Environment Media release

Media release: Hunger strike adds urgency to action needed for critically endangered NS moose

Halifax/Kjipuktuk. The day before the Nova Scotia legislature reconvenes, Haligonian Jacob Fillmore begins his hunger strike demanding urgent action to protect the critically endangered Mainland Moose. Fillmore explained the need for a temporary moratorium on clear cutting on crown land and his intentions to refuse food until this demand is met in a letter delivered to Premier Ian Rankin last Wednesday. 

“The Liberal government has put off adopting the Lahey report for years,” reads the letter. “Now there is no time for half measures. Implementing a moratorium would immediately benefit the at-risk and endangered species of Nova Scotia. Every acre of forest clearcut increases the risk to the food security of the moose, and other species.”

The Lahey report was a major review of the province’s forest practices that recommended protecting ecosystems and biodiversity, led by University of King’s College president Bill Lahey. Despite the report’s completion in 2018, it’s recommendations have not yet been implemented. Ian Rankin promised to apply a more aggressive timeline to implementing the Lahey report when in the running for the NS Liberal Party leadership. Fillmore’s action is intended to add urgency to this election promise.
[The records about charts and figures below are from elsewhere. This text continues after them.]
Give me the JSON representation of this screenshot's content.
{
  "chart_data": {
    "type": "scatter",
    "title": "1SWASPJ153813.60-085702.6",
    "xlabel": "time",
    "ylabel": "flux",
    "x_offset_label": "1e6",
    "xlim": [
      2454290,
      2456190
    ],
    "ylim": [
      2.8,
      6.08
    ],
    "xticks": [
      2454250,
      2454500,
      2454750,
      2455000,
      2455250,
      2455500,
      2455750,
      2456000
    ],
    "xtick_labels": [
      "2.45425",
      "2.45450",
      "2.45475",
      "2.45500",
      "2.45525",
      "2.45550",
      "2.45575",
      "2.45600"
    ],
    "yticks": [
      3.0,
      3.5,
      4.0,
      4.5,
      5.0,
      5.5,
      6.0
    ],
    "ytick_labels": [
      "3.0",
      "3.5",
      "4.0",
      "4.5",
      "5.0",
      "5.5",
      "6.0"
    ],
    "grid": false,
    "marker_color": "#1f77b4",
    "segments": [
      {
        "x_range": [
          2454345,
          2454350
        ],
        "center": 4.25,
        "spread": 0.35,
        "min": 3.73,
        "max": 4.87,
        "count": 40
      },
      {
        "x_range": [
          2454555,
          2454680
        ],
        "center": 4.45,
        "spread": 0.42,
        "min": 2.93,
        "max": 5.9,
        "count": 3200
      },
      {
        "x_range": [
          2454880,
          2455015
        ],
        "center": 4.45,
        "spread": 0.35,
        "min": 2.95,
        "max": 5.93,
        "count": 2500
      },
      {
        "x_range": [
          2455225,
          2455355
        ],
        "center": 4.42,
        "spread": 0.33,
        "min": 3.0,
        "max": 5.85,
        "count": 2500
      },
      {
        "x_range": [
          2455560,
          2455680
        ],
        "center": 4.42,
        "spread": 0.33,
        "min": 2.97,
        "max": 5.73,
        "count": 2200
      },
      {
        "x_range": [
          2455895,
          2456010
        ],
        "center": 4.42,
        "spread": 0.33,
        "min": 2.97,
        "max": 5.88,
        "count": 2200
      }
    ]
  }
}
“The fact that I feel I have to starve myself to see meaningful action is insane, but I don’t know what else to do,” explained Fillmore. “I’m scared for my future and our provincial government continues to act as if everything is fine. The Lahey report recommended that the DLF immediately prioritize the designation and protection of core habitat for at risk species on crown land. Despite accepting this recommendation the government has yet to implement it. Now the forests are in worse shape than they were two years ago and we can not continue to talk and log.”

There could be fewer than 100 Mainland Moose left in Nova Scotia, according to recent surveys conducted for the provincial government, as reported by the CBC. Last year, forest protectors were arrested for blocking access to loggers attempting to clearcut land that is known Mainland Moose habitat. Fillmore, who spent 2 weeks at the forest blockade in Digby County, has been camping out in front of city hall and province house for 11 weeks. He will remain in front of Province house for the duration of his hunger strike.